Treffend charakterisiert der Autor zu Anfang des ersten Teils sein Projekt, wenn er schreibt, der Band versuche, 'Humboldts Wege nachz uzeichnen, ohne eine Biographie im traditionellen Sinne zu bieten und ohne sich in einer Abfolge von Einzelanalysen zu verlieren' (S. 11). Vielmehr steht das Bemühen im Vordergrund, die Besonderheiten von Humboldts Denken (inklusive seiner vom Verfasser immer wieder offen eingestandenen Widersprüche und zeitbedingten Grenzen), seinen Vorstellungen von transdisziplinärer Wissenschaft und seines Schreiben herauszuarbeiten. Im Mittelpunkt der beiden als 'Ideenkreise' bezeichneten Hauptteile stehen folgerichtig die Humboldtsche Wissenschaft ('Wandernde Netze, Wissenschaftsverständnis und Weltbewußtsein'), die in der Überschrift von Kapitel 2 metaphorisch-treffend charakterisiert wird ('Eine Wissenschaft als netzartig verschlungenes Gewebe', S. 34, vgl. S. 79ff.), und das Humboldtsche Schreiben ('Vernetzte Wanderungen. Alexander von Humboldts Reisewerk'). Da sich die Vielzahl der erhellenden Beobachtungen jedem Versuch, sie in einer kurzen Besprechung wiederzugeben, entzieht, seien die mit aussagekräftigen Kapitelüberschriften und 17 Illustrationen versehenen Kapitel allen Interessierten wärmstens zur Lektüre empfohlen. Am Ende plädiert Ette nochmals überzeugend dafür, daß 'wir Alexander von Humboldts unvollendeten Entwurf einer anderen Moderne, die auf einem ethisch fundierten Weltbewußtsein aufruht und andere Logiken (als Logiken des Anderen) in ihre Weltanschauung miteinbezieht, für ein neues Verständnis unserer eigenen Vergangenheit und eine neue, transdisziplinäre Konzeption künftiger Wissenschaft nutzen' (S. 231) sollten.
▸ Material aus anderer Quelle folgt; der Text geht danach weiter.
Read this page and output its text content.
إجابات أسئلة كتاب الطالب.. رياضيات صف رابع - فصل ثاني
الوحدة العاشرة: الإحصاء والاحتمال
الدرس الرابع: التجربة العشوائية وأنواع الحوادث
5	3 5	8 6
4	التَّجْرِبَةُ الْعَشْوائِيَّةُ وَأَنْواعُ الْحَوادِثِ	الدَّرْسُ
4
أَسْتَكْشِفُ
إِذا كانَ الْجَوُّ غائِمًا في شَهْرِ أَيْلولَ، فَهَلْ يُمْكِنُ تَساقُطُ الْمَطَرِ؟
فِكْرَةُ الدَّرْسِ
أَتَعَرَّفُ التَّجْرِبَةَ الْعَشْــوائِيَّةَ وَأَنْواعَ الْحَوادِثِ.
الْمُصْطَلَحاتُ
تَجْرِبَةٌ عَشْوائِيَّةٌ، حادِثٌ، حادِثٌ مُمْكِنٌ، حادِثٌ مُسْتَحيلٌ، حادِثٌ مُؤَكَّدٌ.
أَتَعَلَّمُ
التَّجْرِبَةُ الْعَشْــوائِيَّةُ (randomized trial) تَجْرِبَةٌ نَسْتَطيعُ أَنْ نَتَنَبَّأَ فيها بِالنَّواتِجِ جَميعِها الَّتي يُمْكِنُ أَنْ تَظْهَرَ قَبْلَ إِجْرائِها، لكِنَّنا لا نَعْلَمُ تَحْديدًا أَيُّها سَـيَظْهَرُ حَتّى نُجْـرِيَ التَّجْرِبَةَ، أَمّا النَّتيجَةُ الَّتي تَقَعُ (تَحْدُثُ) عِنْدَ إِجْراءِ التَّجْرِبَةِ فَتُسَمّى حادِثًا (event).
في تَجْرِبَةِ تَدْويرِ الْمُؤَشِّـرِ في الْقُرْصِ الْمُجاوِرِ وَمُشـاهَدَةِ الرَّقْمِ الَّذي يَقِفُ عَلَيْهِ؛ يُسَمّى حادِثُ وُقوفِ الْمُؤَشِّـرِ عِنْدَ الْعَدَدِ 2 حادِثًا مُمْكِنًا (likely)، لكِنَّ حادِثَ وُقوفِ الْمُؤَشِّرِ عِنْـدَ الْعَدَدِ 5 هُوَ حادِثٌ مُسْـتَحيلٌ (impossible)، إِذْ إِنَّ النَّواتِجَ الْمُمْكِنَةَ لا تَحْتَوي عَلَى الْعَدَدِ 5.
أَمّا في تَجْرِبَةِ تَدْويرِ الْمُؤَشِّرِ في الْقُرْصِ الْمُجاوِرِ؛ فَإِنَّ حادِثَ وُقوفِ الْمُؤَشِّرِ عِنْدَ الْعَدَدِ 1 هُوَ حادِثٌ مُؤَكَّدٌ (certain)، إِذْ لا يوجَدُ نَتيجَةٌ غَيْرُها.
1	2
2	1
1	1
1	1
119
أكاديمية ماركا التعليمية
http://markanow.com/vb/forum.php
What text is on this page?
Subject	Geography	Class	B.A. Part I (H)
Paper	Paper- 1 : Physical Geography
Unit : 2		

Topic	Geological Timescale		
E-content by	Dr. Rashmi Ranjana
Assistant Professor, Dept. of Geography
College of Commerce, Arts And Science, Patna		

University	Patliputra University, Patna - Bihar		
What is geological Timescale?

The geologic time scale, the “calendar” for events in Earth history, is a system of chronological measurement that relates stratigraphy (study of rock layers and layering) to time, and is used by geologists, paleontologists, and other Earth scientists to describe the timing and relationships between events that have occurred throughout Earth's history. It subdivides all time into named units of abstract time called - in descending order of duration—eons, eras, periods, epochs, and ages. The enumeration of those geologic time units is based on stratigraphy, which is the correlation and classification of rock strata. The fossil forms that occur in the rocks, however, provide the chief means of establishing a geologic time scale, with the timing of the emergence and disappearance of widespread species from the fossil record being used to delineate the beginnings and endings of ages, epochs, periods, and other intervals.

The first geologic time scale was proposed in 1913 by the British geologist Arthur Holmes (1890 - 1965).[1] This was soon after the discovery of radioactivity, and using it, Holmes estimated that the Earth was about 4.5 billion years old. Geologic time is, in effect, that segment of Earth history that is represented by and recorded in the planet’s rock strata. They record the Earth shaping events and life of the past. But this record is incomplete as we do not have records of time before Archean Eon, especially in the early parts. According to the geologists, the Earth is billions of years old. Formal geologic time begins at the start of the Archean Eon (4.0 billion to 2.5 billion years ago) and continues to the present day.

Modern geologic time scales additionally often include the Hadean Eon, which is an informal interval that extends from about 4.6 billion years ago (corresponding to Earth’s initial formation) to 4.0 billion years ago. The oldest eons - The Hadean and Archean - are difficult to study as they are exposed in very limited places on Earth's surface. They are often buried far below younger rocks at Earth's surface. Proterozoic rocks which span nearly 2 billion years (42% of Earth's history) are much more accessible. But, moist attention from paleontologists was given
Fazit: Ein scharfsinniges, kenntnisreiches und eminent aktuelles Buch, das nicht nur ein neues Bild Alexander von Humboldts entwirft, sondern dem es auch gelingt, dessen Denken 'für eine erweiterte Diskussion nicht der Moderne, sondern unterschiedlicher, divergierender peripherer Moderne-Projekte fruchtbar zu machen' (S. 10). Ohne je Gefahr zu laufen, Humboldt vor einen anachronistischen oder populärwissenschaftlichen Karren zu spannen (es ist bezeichnend, daß sich der Autor von dem anläßlich einer Posteraustellung an ihn herangetragenen Ansinnen, Humboldt vor allem als Vertreter der Menschenrechte, der Ökologie und des interkulturellen Dialogs zu präsentieren, distanziert; vgl. S. 78, Anm. 123), versteht es Ette glänzend, 'die Vorschläge und Erfahrungen, die Theorie und Praxis der Humboldtschen Wissenschaft in die gegenwärtigen Diskussionen um Globalisierung und Weltethos, um Kosmopolitismus und global citizenship, auch um eine transdisziplinäre Neuorientierung der Wissenschaften einzubringen' (S. 10). Das vielfältige Schaffen Alexander von Humboldts, der in der Tat 'das Zeug dazu hat, zu einem Meisterdenker für das 21. Jahrhundert zu werden' (S. 230), zeigt Ette zufolge 'exemplarisch die Fallen und Risiken, weit mehr aber die Chancen und Perspektiven eines vernetzten Denkens auf, das unterschiedliche Bereiche des Wissens mehrdimensional verknüpft' (S. 233). Allen, die sich dafür und für die Möglichkeiten eines 'neuen, über Humboldt hinausgehenden transkulturellen Weltbewußtseins' (S. 10) interessieren, kann man dieses geradezu spannend zu lesende Buch mit Nachdruck zur Lektüre ans Herz legen.